Official documents issued to overseas embassies and obtained by POLITICO Sunday stated world leaders “will be required” to leave their personal vehicles at a site in west London on September 19 and attend the funeral in shared coaches. The Foreign, Commonwealth and Development Office (FCDO) blamed “tight security and road restrictions” for the measure.

On Monday the prime minister’s official spokesman confirmed the U.K. government — rather than Buckingham Palace — is taking the lead on logistical arrangements, but refused to comment on specific details “for operational security arrangements.”

But asked if U.S. President Joe Biden would really be expected to arrive at Westminster Abbey on a bus, the spokesman said it would be left to the U.S. leader to decide.

“I think that would be a question for the U.S. and how they prefer the president to travel,” he said.

“I would say that clearly arrangements for leaders, including how they travel, will vary depending on individual circumstances. And the guidance and information provided is guidance.”

The private document sent to embassies Saturday evening was unequivocal, however. “Overseas representatives invited to attend the state funeral will be required to travel in escorted coaches via [a location in west London], where their own vehicles may wait,” it said.

The document also advised world leaders to take commercial flights to the U.K. where possible, but said private jets could be used if arriving at London’s less-busy airports.

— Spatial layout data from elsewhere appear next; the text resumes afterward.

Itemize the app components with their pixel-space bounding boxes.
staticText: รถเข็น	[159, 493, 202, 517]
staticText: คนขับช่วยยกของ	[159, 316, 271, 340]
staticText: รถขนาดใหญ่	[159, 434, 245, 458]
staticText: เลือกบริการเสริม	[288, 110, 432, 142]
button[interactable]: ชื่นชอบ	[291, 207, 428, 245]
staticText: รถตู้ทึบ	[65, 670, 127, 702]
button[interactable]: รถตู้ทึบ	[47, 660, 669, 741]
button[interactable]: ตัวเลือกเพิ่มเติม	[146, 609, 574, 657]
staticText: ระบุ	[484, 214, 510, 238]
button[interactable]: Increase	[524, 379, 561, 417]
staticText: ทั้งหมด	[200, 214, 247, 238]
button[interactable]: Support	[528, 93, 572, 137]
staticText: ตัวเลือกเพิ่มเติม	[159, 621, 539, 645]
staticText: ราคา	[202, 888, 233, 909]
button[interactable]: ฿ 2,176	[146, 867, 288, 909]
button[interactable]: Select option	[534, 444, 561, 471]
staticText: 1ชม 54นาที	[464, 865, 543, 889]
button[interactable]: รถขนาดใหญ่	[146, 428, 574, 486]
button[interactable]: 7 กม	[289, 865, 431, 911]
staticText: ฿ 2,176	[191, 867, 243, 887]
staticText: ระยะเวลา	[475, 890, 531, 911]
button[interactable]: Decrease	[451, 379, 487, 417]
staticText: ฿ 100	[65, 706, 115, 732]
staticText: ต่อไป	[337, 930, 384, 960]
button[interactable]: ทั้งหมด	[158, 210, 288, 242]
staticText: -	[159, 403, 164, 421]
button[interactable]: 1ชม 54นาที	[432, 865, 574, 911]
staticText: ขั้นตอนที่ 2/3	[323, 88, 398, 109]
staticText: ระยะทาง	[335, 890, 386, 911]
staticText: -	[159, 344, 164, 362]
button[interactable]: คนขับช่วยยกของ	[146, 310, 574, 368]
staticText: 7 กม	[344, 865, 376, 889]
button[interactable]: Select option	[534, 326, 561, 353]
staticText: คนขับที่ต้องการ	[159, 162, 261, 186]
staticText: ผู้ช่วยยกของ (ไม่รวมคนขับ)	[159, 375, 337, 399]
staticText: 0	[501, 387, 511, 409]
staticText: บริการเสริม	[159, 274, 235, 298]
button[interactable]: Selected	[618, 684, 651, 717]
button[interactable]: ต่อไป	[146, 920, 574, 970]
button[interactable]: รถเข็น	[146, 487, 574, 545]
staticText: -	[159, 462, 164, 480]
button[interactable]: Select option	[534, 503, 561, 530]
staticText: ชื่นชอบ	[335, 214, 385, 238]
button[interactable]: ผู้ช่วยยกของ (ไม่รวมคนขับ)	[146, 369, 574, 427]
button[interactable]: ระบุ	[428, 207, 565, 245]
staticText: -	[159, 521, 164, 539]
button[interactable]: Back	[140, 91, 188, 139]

Earlier Monday, Australian Prime Minister Anthony Albanese said he would ignore the guidance and attend the funeral in his official jet.

“I will travel this Thursday night from Australia,” Albanese told ABC Breakfast. “Those plans have been in place for a long period of time, since well before I became prime minister.”

Australian Deputy Prime Minister Richard Marles told ABC Radio National that it would not be “sensible” for a world leader like Albanese to take a commercial flight, despite the FCDO advice.

Marles, who also serves as Australia’s defense minister, said security was the “paramount consideration.”

“There are real issues of having prime ministers on commercial planes in terms of the security of the public who are also on those planes. So we’ve got to be sensible about this,” he said.

Meanwhile, the list of confirmed guests continues to grow for a diplomatic event with few parallels in recent times. Brazilian President Jair Bolsonaro, Italian President Sergio Mattarella, Irish Prime Minister Micheál Martin and South Korea’s President Yoon Suk-yeol confirmed their attendance Monday.

Leaders including U.S. President Joe Biden, European Commission President Ursula von der Leyen and New Zealand’s Prime Minister Jacinda Ardern had already done so last week.

Also likely to attend the funeral are Japan’s Emperor Naruhito, Turkey’s President Recep Tayyip Erdoğan, and French President Emmanuel Macron, among many more.

Indian Prime Minister Narendra Modi has not yet confirmed whether he will travel to London. There has been no word yet from Chinese President Xi Jinping, who will leave China this week for the first time since the COVID-19 pandemic began to attend a summit in Central Asia.